One big solution to faster growth is the Trump tax plan on which I worked with Larry Kudlow and now-Treasury Secretary Steven Mnuchin for Donald Trump during the campaign. We cut U.S. business taxes from the highest in the world at 35 percent to near the lowest at 15 percent. This will lure more jobs and businesses back to the United States. Apple CEO Tim Cook says the Trump tax plan could bring $250 billion of Apple profits back to these shores where it can be reinvested in Michigan, Ohio, California, and so on rather than Ireland, China, or Europe.
In the plan, we also simplify the tax system and we cut the taxes on 26 million small businesses, which create an estimated two-thirds of the new jobs in America. Without healthy, prosperous employers, you can’t have healthy, well-paying jobs.
This alone can boost economic growth by as much as one percentage point per year. That additional growth will generate about $3 trillion more revenue over the next decade.
The Journal says 3 percent growth is impossible (the Congressional Budget Office forecasts an anemic 1.8 percent growth for the next decade), because so many baby boomers are retiring that there aren’t enough workers to lift growth higher. That’s flat out wrong. We have at least 5 million Americans of working age population who aren’t working who could and should be on the job. One way to get them to work or work more hours is to cut tax rates. Tax cuts raise real after-tax wages, which makes work more rewarding. It happened in the 1980s after the Reagan tax cuts: huge gains in people entering the workforce, especially women.
The Trump tax cuts will also juice the economy by increasing the productivity of workers. The lower corporate and capital gains taxes reduce the tax burden on business investment. This means more computers, factories, fork lifts, trucks, planes, and high-tech equipment.

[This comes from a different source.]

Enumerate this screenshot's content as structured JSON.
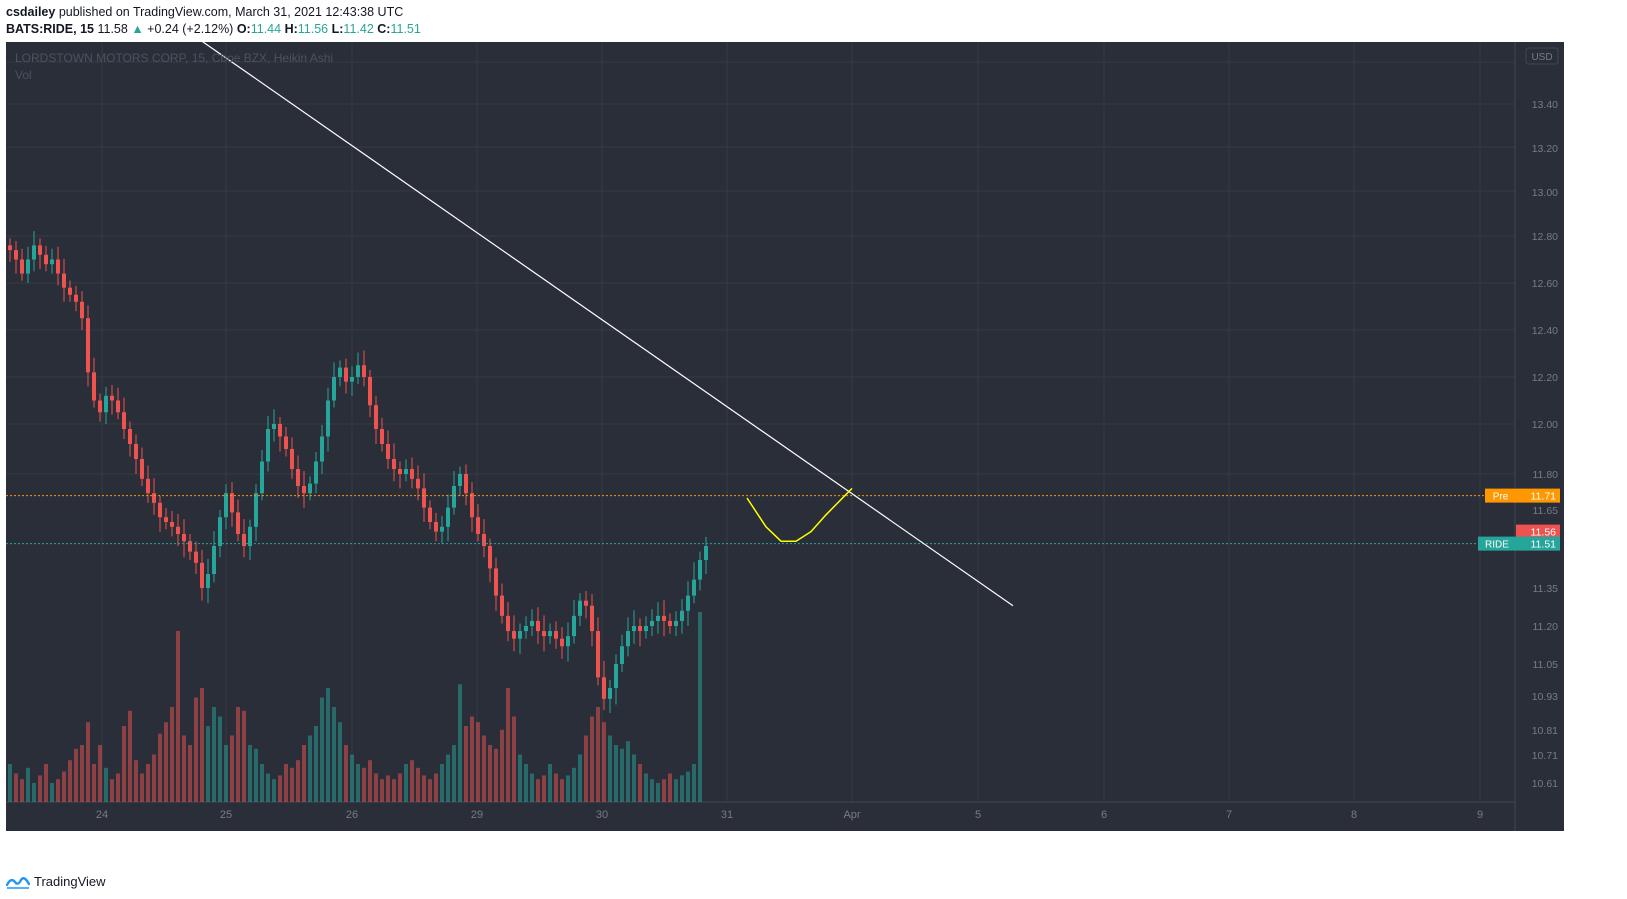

Tax cuts aren’t the only way to boost the growth rate and speed through the 3 percent barrier. We should also admit more skilled immigrants to replace the wave of retirees. It would also make sense to put work requirements on our $1 trillion a year welfare state. For the able-bodied, work should always be a condition of taxpayer aid. In the 1990s, we discovered as a nation this was the best way to lift the poor from poverty and for adults to get on the road to economic success.
In 1983, the economic growth rate during the first full year of the Reagan tax cuts eclipsed 8 percent and economists and politicians started yelping that the economy was churning so fast it was “overheating.” Now we are told we can’t grow a mediocre 3 percent? Trump had it right; 4 to 5 percent is the goal, and if liberals don’t believe it, then they should get out of his way and let him prove it.